O Itaú Unibanco, maior banco privado do Brasil, divulgou resultados robustos no primeiro trimestre, mas a pergunta que fica é: será que o ritmo será mantido no segundo trimestre? Especialistas do mercado financeiro avaliam os desafios e as oportunidades que o banco enfrenta, enquanto investidores aguardam ansiosamente os números que serão apresentados.
Balanços 'estrelados' e expectativas
No primeiro trimestre de 2025, o Itaú surpreendeu positivamente o mercado, com lucro líquido recorrente de R$ 10,1 bilhões, alta de 15% em relação ao mesmo período do ano anterior. A margem financeira, impulsionada pela expansão da carteira de crédito e pela gestão eficiente de custos, foi um dos destaques.

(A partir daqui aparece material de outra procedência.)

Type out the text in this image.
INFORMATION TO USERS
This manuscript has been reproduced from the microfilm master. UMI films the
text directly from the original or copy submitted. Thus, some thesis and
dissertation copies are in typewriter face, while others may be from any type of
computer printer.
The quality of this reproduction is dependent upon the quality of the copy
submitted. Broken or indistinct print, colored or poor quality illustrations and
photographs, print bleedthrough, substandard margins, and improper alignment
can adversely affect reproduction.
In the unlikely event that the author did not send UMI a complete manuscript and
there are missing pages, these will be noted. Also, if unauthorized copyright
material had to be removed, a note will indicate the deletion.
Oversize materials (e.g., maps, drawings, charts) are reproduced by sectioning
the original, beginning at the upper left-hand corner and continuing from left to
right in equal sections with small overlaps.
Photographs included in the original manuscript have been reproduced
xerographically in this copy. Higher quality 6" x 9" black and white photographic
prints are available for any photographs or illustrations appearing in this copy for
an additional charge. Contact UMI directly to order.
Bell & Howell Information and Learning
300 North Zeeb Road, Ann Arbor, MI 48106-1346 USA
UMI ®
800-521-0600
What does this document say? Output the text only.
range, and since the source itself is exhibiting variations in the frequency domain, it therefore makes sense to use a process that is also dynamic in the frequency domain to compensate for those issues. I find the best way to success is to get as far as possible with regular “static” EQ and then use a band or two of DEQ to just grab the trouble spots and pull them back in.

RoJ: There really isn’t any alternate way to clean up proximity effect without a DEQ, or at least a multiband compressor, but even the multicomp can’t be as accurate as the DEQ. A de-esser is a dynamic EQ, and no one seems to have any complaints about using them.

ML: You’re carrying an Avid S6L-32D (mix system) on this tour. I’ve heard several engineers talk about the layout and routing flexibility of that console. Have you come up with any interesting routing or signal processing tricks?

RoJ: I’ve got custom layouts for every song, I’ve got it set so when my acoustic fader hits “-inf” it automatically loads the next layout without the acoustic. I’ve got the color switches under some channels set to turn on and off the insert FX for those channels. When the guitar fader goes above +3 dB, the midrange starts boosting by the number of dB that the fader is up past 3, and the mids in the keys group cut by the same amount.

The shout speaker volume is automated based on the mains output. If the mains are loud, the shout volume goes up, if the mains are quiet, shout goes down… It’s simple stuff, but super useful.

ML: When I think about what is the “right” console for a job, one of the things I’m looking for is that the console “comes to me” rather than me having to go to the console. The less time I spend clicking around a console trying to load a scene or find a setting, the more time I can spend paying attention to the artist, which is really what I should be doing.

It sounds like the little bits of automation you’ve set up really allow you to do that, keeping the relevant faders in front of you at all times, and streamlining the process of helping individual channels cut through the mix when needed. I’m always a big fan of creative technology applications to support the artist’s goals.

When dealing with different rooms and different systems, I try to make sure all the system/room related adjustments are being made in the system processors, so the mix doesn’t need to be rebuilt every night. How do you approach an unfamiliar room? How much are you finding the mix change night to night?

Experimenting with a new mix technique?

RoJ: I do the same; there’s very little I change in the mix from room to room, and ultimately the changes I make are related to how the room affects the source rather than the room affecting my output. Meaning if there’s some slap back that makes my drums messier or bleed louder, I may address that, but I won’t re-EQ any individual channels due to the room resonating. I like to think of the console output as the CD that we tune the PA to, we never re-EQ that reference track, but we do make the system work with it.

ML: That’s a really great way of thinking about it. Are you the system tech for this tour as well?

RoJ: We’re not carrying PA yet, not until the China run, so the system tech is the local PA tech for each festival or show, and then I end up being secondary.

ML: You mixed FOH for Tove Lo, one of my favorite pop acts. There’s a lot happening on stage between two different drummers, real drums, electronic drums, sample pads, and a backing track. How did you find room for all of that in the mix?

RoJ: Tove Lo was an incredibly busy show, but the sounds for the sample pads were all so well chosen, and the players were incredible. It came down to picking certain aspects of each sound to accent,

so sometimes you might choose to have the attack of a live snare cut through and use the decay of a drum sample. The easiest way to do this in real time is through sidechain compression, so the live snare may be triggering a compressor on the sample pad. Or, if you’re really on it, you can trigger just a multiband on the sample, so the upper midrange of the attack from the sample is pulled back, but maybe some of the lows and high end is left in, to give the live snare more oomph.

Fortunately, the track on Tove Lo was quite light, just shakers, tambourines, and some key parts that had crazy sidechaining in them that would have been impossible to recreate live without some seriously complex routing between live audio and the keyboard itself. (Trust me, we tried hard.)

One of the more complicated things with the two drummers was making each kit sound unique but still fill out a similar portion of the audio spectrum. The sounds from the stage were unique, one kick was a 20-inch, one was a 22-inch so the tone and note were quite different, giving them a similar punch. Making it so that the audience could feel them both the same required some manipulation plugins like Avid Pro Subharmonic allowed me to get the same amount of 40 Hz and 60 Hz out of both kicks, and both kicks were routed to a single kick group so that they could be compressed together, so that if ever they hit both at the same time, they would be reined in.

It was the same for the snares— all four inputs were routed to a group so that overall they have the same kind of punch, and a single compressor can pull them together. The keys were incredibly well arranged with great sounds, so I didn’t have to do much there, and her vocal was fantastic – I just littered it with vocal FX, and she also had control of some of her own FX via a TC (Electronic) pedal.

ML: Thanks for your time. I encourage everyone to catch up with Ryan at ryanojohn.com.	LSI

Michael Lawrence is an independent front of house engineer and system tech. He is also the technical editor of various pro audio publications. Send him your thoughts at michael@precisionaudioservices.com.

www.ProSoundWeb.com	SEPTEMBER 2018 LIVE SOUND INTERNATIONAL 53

No entanto, o cenário macroeconômico, com juros ainda elevados e a desaceleração da economia, pode pressionar os resultados do segundo trimestre.
Análise de especialistas
De acordo com analistas da XP Investimentos, o Itaú deve apresentar um lucro líquido recorrente em linha com o trimestre anterior, mas com uma leve deterioração na margem financeira, devido ao aumento da inadimplência em segmentos de maior risco. "Esperamos que o banco mantenha a disciplina de capital e a qualidade dos ativos, mas a dinâmica de receitas pode ser menos favorável", afirmam os analistas em relatório.
Por outro lado, a equipe do Goldman Sachs acredita que o Itaú tem espaço para surpreender positivamente, especialmente se a provisão para devedores duvidosos (PDD) ficar abaixo do esperado. "O banco tem histórico de gestão conservadora de risco, o que pode resultar em um trimestre melhor que o consenso", diz o relatório.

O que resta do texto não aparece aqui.